Monday, February 11, 2008

Tolkien estate sues New Line Cinema

The Tolkien estate dealt what could be a fatal blow to the film adaptation of The Hobbit today, suing New Line Cinema for failing to share any profits from The Lord of the Rings films. This according to a story in Variety today:

According to the article, the complaint seeks in excess of $150 million in compensatory damages, punitive damages, and (selfishly, the big one for me), "a declaration from the Court that the plaintiffs have a right to terminate any further rights New Line may have to the Tolkien works under the agreements, including The Hobbit."

If this story is correct, it sounds like more sleazy, underhanded work by New Line. Remember that this story comes just months after director Peter Jackson sued the studio for allegedly cheating him out of his fair share of the profits for the LOTR films, and then failing to turn over its books.

I give New Line all the credit in world for backing Rings, and for being the one studio in the world that ponied up the money and the creative license for Jackson to make all three films as he'd wished. But these latest incidents are putting New Line in a very bad light. With worldwide gross receipts of almost $6 billion dollars, are these tactics really necessary? Let's hope the damage and ill-will doesn't put any early end to The Hobbit.


trollsmyth said...

Very interesting, especially when you consider the info here:

It makes sense why he waited until after the writers' strike was over, and it actually looked like movies might get made. Still, I have to wonder what, if any, claim the Tokien estate has to any profits from the movie, since my understanding is that J.R.R. sold all those rights to Saul Zaentz.

Which means that Chris might not have a legal foot to stand on here and is either hoping for, or has arranged, a sympathetic judge.

Brian Murphy said...

Thanks for the link, Trollsmyth--that's an interesting post.

What is the substance of Christopher Tolkien's lawsuit? Well, if that blog is to be believed, the Saul Zaentz Corp, from whom New Line purchased the rights for The Lord of the Rings, has only the rights to those books and The Hobbit. From all the rumors I've heard, New Line is planning on making two films--one on The Hobbit, and the other on events in between The Hobbit and LOTR. These latter events are described in Unfinished Tales and are presumably copyright of the Tolkien Estate.

trollsmyth said...

Except that those events are kinda touched on in the appendices at the end of Return of the King, which kinda makes them grey territory.
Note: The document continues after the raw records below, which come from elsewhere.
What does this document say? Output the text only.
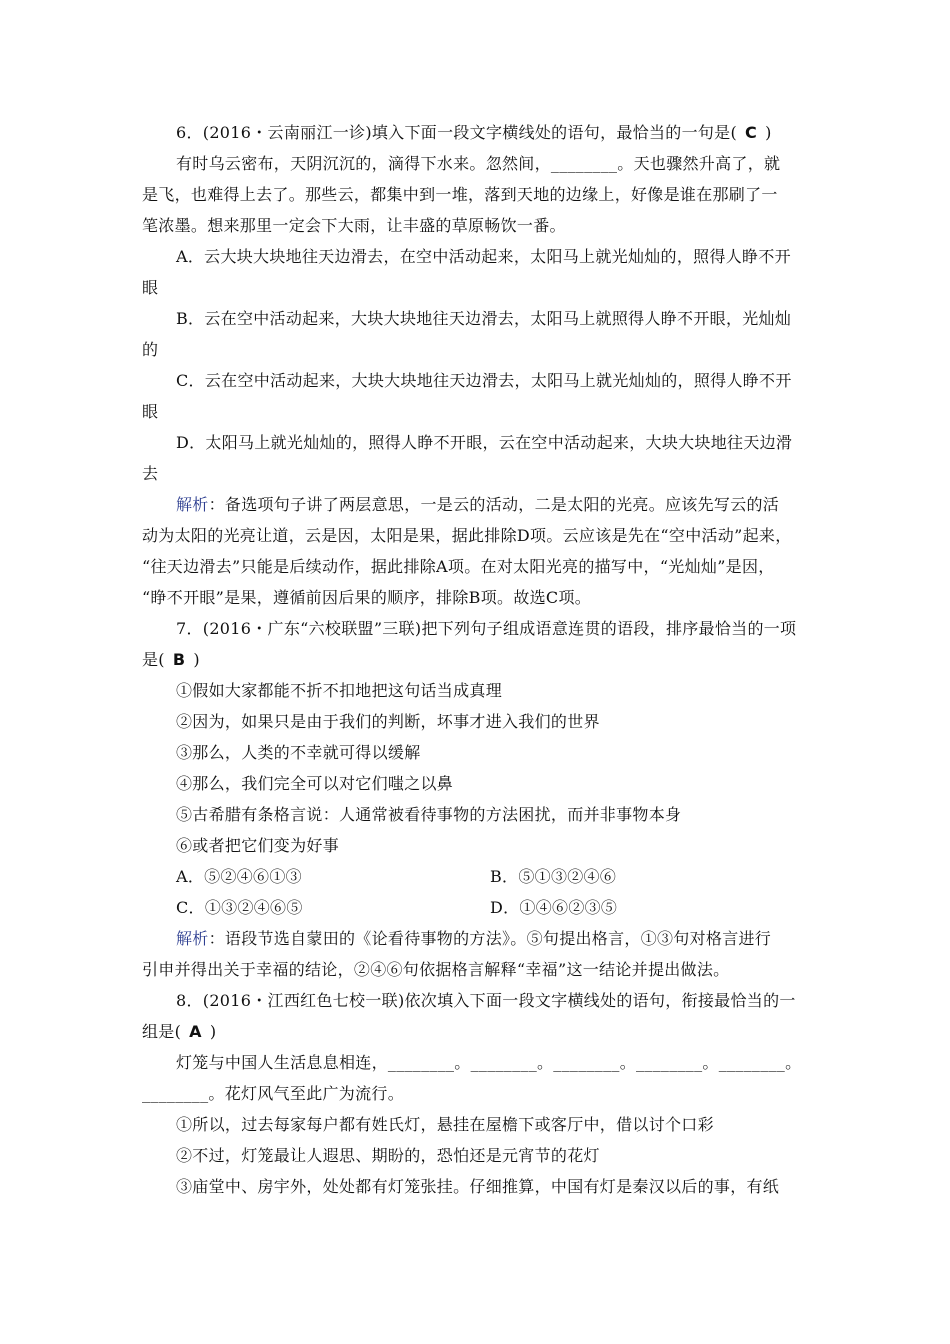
6．(2016・云南丽江一诊)填入下面一段文字横线处的语句，最恰当的一句是( C )
有时乌云密布，天阴沉沉的，滴得下水来。忽然间，________。天也骤然升高了，就
是飞，也难得上去了。那些云，都集中到一堆，落到天地的边缘上，好像是谁在那刷了一
笔浓墨。想来那里一定会下大雨，让丰盛的草原畅饮一番。
A．云大块大块地往天边滑去，在空中活动起来，太阳马上就光灿灿的，照得人睁不开
眼
B．云在空中活动起来，大块大块地往天边滑去，太阳马上就照得人睁不开眼，光灿灿
的
C．云在空中活动起来，大块大块地往天边滑去，太阳马上就光灿灿的，照得人睁不开
眼
D．太阳马上就光灿灿的，照得人睁不开眼，云在空中活动起来，大块大块地往天边滑
去
解析：备选项句子讲了两层意思，一是云的活动，二是太阳的光亮。应该先写云的活
动为太阳的光亮让道，云是因，太阳是果，据此排除D项。云应该是先在“空中活动”起来，
“往天边滑去”只能是后续动作，据此排除A项。在对太阳光亮的描写中，“光灿灿”是因，
“睁不开眼”是果，遵循前因后果的顺序，排除B项。故选C项。
7．(2016・广东“六校联盟”三联)把下列句子组成语意连贯的语段，排序最恰当的一项
是( B )
①假如大家都能不折不扣地把这句话当成真理
②因为，如果只是由于我们的判断，坏事才进入我们的世界
③那么，人类的不幸就可得以缓解
④那么，我们完全可以对它们嗤之以鼻
⑤古希腊有条格言说：人通常被看待事物的方法困扰，而并非事物本身
⑥或者把它们变为好事
A．⑤②④⑥①③	B．⑤①③②④⑥
C．①③②④⑥⑤	D．①④⑥②③⑤
解析：语段节选自蒙田的《论看待事物的方法》。⑤句提出格言，①③句对格言进行
引申并得出关于幸福的结论，②④⑥句依据格言解释“幸福”这一结论并提出做法。
8．(2016・江西红色七校一联)依次填入下面一段文字横线处的语句，衔接最恰当的一
组是( A )
灯笼与中国人生活息息相连，________。________。________。________。________。
________。花灯风气至此广为流行。
①所以，过去每家每户都有姓氏灯，悬挂在屋檐下或客厅中，借以讨个口彩
②不过，灯笼最让人遐思、期盼的，恐怕还是元宵节的花灯
③庙堂中、房宇外，处处都有灯笼张挂。仔细推算，中国有灯是秦汉以后的事，有纸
Honestly, I'm not sure what the basis for the lawsuit is. If Saul Zaentz does, in fact, own the rights to the movies, then New Line shouldn't owe Christopher jack. Perhaps the relationship is more complex than that? Did they perhaps make use of resources that belonged to the Estate, such as J.R.R.'s notes or something? I dunno. But I think it's fairly clear that Christopher would rather not see any more movies get made.

Falze said...

Actually, the story explains pretty clearly what claim the estate has to profits:

"As outlined in the complaint, which alleges breach of contract, breach of fiduciary duty and fraud, among several other causes of action, the Tolkien trust is entitled to 7.5% gross profit participation under a 1969 agreement originally made with United Artists. Over the years, the rights passed from UA to Saul Zaentz to Miramax and, ultimately, to New Line...

While the main thrust of the complaint is that the trust has been paid nothing, the suit enumerates several areas of contention: underreporting homevideo revenue; $100 million payments to Zaentz and Miramax are treated as costs of the film; destruction of documents; and a refusal to allow any audit on the second and third films of the trilogy...

Producer Saul Zaentz, who at one time owned the film rights to the Tolkien properties, has sued New Line over profit participation twice, most recently in December. The suit alleges New Line has refused to make records available to Zaentz's auditors to allow them to conduct an audit, making it impossible to verify whether his profit participation statements are accurate."

So it seems pretty clear really, the original sale included a share of profits to the trust in exchange for the rights, which have been passed to and through Zaentz' hands to, eventually, New Line. This is right in the VF article Brian linked to.